三重県内公立学校教員の採用試験で、今年度の受験者数が記録が残るこの32年間で最少だったことがわかった。民間企業の採用選考が早まるなか、県教育委員会は試験を例年より1カ月前倒ししたが、受験者減に歯止めはかからなかった。

 県教委によれば、来年度採用に向けて今年度は6月15日に1次試験、7月に2次試験(技能・実技、論述、面接)があり、8月30日に合格発表があった。

 文部科学省は、小中高校などの教員の人材を確保するため、6月16日を1次試験の目安として検討するよう全国の教育委員会に要請していた。

 東海3県と名古屋市はこれまで1次試験日を合わせており、文科省の求めに応じ、今年度は1次試験を例年より1カ月間前倒しして6月15日とした。

 全国で受験者数は年々減る傾向で、三重県も同様だ。県の今年度の受験者は1843人(小学校教諭希望の大学3年対象の特別選考を除く)だった。記録が残る1993年度以降、2013年度には3092人の受験者がいたが、今年度は最少だった昨年度より214人減り、初めて2千人を割った。

 2次試験合格者は548人で、倍率は3.4倍だった。校種別などの倍率は、小学2.3倍、中学3.6倍、高校5.3倍、特別支援学校3.4倍、養護教諭10.0倍、栄養教諭6.8倍だった。中学家庭科は採用見込み約4人に対して受験者3人(合格者2人)だった。

 01年度採用は合格者数が157人と少なく17.4倍あったが、来年度採用は最も低い倍率の広い門だった。

 前倒し実施について、福永和伸県教育長は昨年7月の記者会見で「民間がどんどん決定が早くなっていくなかで、少しでも挽回(ばんかい)できるかなと思っている。どの程度効果があるかわからないが手を打たないといけない」と述べていた。

 県教委は前倒しの結果について、「単年度だけで判断できない」とする。受験者数が前年より減ったことについて、同じく前倒しした近畿の府県市と試験日が重なり、受験者が併願できなくなったことなどを理由に挙げている。
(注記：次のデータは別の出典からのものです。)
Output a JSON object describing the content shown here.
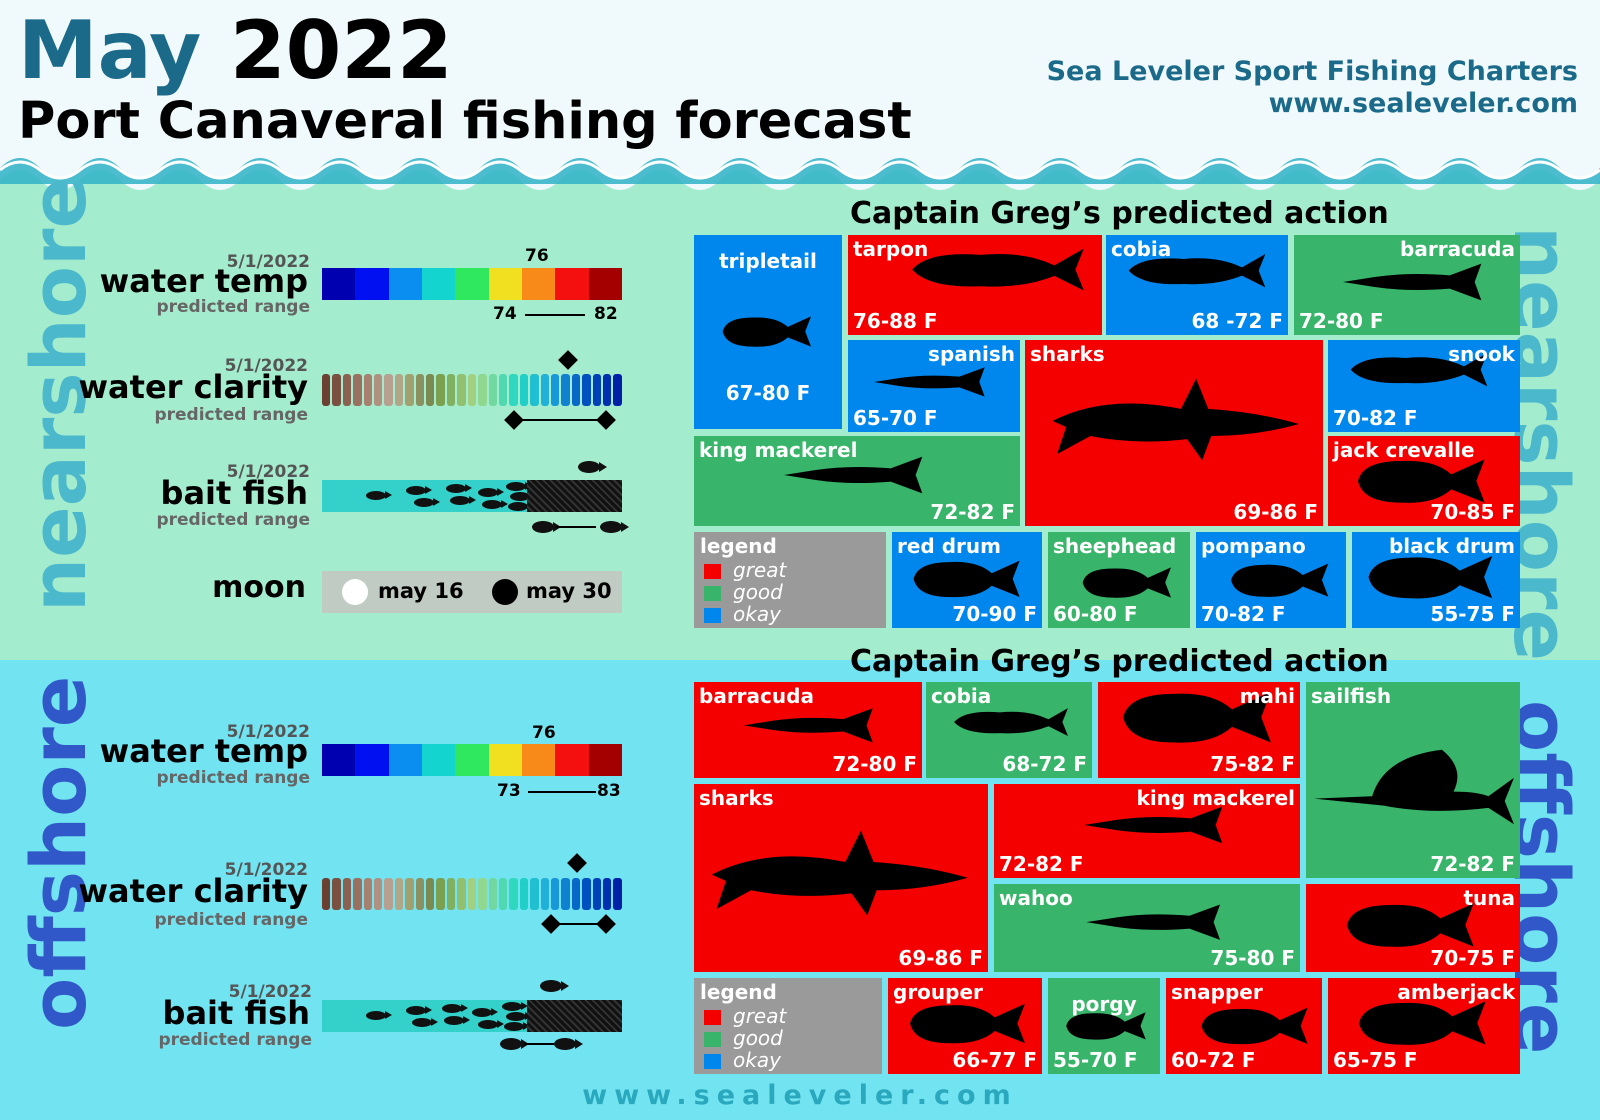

 来年度も、今年度と同じ時期に採用試験を実施する。民間企業の早期囲い込みの動きは活発で、今後については検討する。「採用試験の準備や大学の教育実習の日程との調整などが課題」(教職員課)という。

 県教委は教員確保のために、高校生や大学生に教職の魅力を伝える説明会を開いたり、教員の働き方改革を進めたりしている。教職員課の山本エリ班長は「何よりも『教員になりたい』と思ってもらうことが大切だ」と話している。